Uses Novelist's Technique in Talk On 'Science and Government'

By Joseph L. Featherstone

In an extraordinary and dramatic way, Sir Charles Snow showed himself every inch the novelist last night. For the British civil servant, scientist, and writer opened the first of his three Godkin lectures on "Science and Government" with what was almost a novelist's account of the intertwining careers of two English scientists in volved in a historic quarrel.

The purpose of this historic "parable," Snow told his Sanders Theatre audience, was to illustrate a bizarre feature of modern life: that in advanced industrial societies, such as England, the United States and Russia, a handful of men make secret decisions which determine "in the crudest sense whether we live or die."

Typical of such decisions were the choice in England and the United States to start work on the atom bomb, and the choices in the U.S. and Russia about intercontinental missiles. Snow's "parable," however, concerned the secret decision made in 1935 in England to develop radar.

Here Snow adopted the role of storyteller and began to describe the two characters in his cast: Sir Henry Tizard, "the best scientific mind in our time that has ever applied itself to war," and F. A. Lindemenn, Lord Cherwell, who was Winston Ohurchill's "grey eminence" in scientific matters during the thirties and into the war.

Snow characterized Tizard as "a patriot in the way of an English naval officer," an amiable, brilliant man "with the face of an intelligent and sensitive frog." "About Lindemann," however, "hung an atmosphere of indefinable malaise." He had, Snow said, the inflated passions of a character in Balsao's novels.

Both men met in Germany as science students and were friends there. Both were to meet again as enemies.

In the course of distinguished careers, both men prepared themselves for the roles they were to play in their quarrel over radar. After their participation in Word War I each followed "a characteristic path" in slipping out of pure science and into politics, Snow said.

Tizard went into the civil service, in 1934 was made head of the committee to propose measures for England's defense and thus became engaged in the "closed politics" of the scientific bureaucracy. On the other hand, Lindemann used his social connections and friendship with Winston Churchill to enter the "open politics" of Society and Parliament. He became an ally and adviser to Churchill during the period when he was the anti-government spokesman in the Commons.

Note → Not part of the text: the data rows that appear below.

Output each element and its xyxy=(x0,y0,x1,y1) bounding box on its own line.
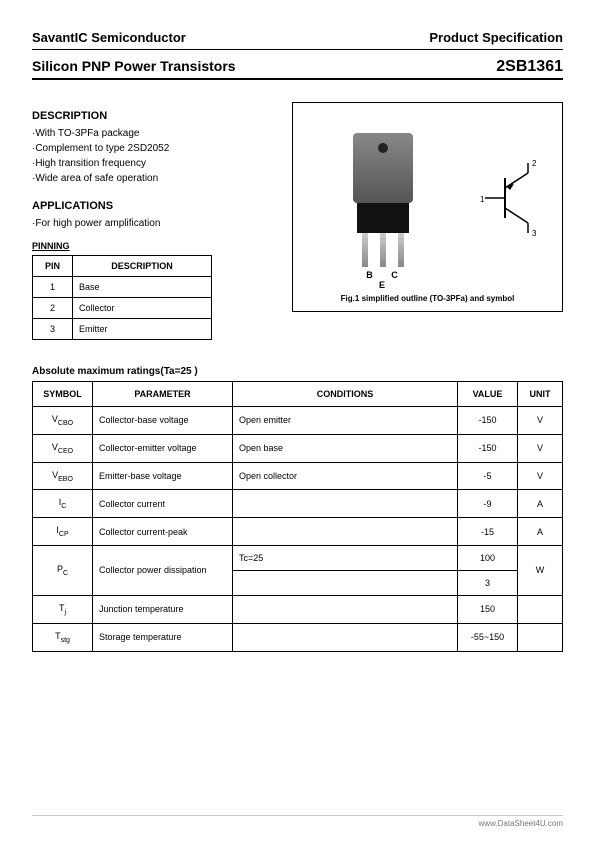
pin-col-header: PIN xyxy=(33,256,73,277)
svg-text:3: 3 xyxy=(532,229,537,238)
table-row: VCEO Collector-emitter voltageOpen base … xyxy=(33,434,563,462)
lead-labels: B C E xyxy=(353,270,413,290)
figure-box: B C E 1 2 3 Fig.1 simplified outline (TO… xyxy=(292,102,563,312)
ratings-table: SYMBOL PARAMETER CONDITIONS VALUE UNIT V… xyxy=(32,381,563,652)
svg-text:1: 1 xyxy=(480,195,485,204)
doc-type: Product Specification xyxy=(429,30,563,45)
table-row: PC Collector power dissipation Tc=25 100… xyxy=(33,545,563,570)
col-header: PARAMETER xyxy=(93,382,233,407)
col-header: UNIT xyxy=(518,382,563,407)
package-outline: B C E xyxy=(353,133,413,290)
description-heading: DESCRIPTION xyxy=(32,110,274,122)
divider-thick xyxy=(32,78,563,80)
desc-item: ·With TO-3PFa package xyxy=(32,126,274,141)
pinning-heading: PINNING xyxy=(32,241,274,251)
table-row: Tstg Storage temperature -55~150 xyxy=(33,623,563,651)
table-row: ICP Collector current-peak -15A xyxy=(33,518,563,546)
app-item: ·For high power amplification xyxy=(32,216,274,231)
ratings-heading: Absolute maximum ratings(Ta=25 ) xyxy=(32,366,563,377)
divider xyxy=(32,49,563,50)
svg-text:2: 2 xyxy=(532,159,537,168)
page-title: Silicon PNP Power Transistors xyxy=(32,58,236,74)
figure-caption: Fig.1 simplified outline (TO-3PFa) and s… xyxy=(293,294,562,303)
pin-col-header: DESCRIPTION xyxy=(73,256,212,277)
applications-heading: APPLICATIONS xyxy=(32,200,274,212)
desc-item: ·Wide area of safe operation xyxy=(32,171,274,186)
col-header: SYMBOL xyxy=(33,382,93,407)
table-row: 2Collector xyxy=(33,298,212,319)
table-row: VCBO Collector-base voltageOpen emitter … xyxy=(33,407,563,435)
table-row: IC Collector current -9A xyxy=(33,490,563,518)
desc-item: ·Complement to type 2SD2052 xyxy=(32,141,274,156)
table-row: Tj Junction temperature 150 xyxy=(33,595,563,623)
table-row: 3Emitter xyxy=(33,319,212,340)
table-row: VEBO Emitter-base voltageOpen collector … xyxy=(33,462,563,490)
col-header: CONDITIONS xyxy=(233,382,458,407)
pinning-table: PIN DESCRIPTION 1Base 2Collector 3Emitte… xyxy=(32,255,212,340)
company-name: SavantIC Semiconductor xyxy=(32,30,186,45)
footer-url: www.DataSheet4U.com xyxy=(32,815,563,828)
part-number: 2SB1361 xyxy=(496,58,563,76)
col-header: VALUE xyxy=(458,382,518,407)
table-row: 1Base xyxy=(33,277,212,298)
desc-item: ·High transition frequency xyxy=(32,156,274,171)
transistor-symbol-icon: 1 2 3 xyxy=(480,158,550,238)
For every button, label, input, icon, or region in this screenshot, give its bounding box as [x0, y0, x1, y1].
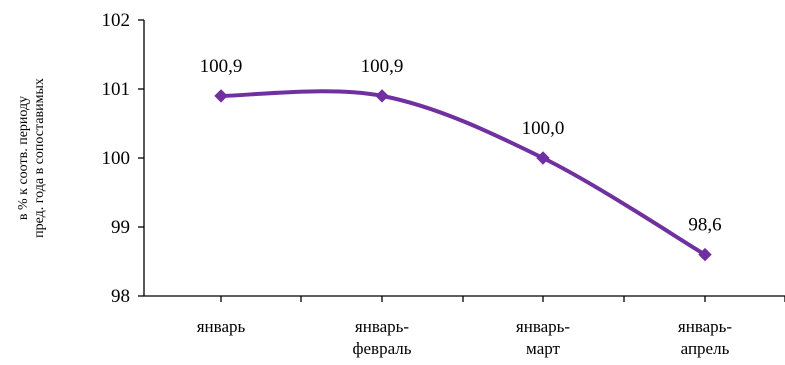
- y-tick-label: 102: [102, 10, 131, 31]
- y-axis-title: в % к соотв. периоду пред. года в сопоста…: [16, 78, 47, 238]
- x-category-labels: январь январь-февраль январь-март январь-ап…: [197, 317, 733, 358]
- data-point-marker: [536, 151, 550, 165]
- series-group: [214, 89, 712, 262]
- x-category-label: январь-: [516, 317, 571, 336]
- y-tick-labels: 98 99 100 101 102: [102, 10, 131, 307]
- series-line: [220, 89, 707, 257]
- data-label: 100,9: [200, 56, 243, 77]
- data-labels: 100,9 100,9 100,0 98,6: [200, 56, 722, 236]
- y-tick-label: 98: [111, 286, 130, 307]
- x-category-label: февраль: [352, 339, 411, 358]
- x-category-label: январь: [197, 317, 246, 336]
- y-tick-label: 99: [111, 217, 130, 238]
- y-axis-title-line: пред. года в сопоставимых: [32, 78, 47, 238]
- x-category-label: январь-: [355, 317, 410, 336]
- data-label: 98,6: [688, 215, 721, 236]
- x-category-label: январь-: [678, 317, 733, 336]
- x-category-label: апрель: [681, 339, 730, 358]
- data-label: 100,9: [361, 56, 404, 77]
- axes: [138, 19, 785, 302]
- data-point-marker: [698, 247, 712, 262]
- data-label: 100,0: [522, 118, 565, 139]
- x-category-label: март: [526, 339, 560, 358]
- data-point-marker: [214, 89, 228, 103]
- y-tick-label: 101: [102, 79, 131, 100]
- y-axis-title-group: в % к соотв. периоду пред. года в сопоста…: [16, 78, 47, 238]
- y-tick-label: 100: [102, 148, 131, 169]
- data-point-marker: [375, 89, 389, 103]
- y-axis-title-line: в % к соотв. периоду: [16, 96, 31, 220]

The historic clash between the two men occurred in '35, when Churchill and Lindemann were allowed to examine Tizard's secret and desperate decision to start a crash program for the development of radar, Snow said. "Within half an hour," Lindemann and turned on his friend, declared that the high priority given radar was an act "equivalent to treason," and bitterly attacked the crash program.

At this suspenseful point, Sir Charles stopped. One faculty member in the audience characterized the atmosphere as he left: "do you think the butler did it?"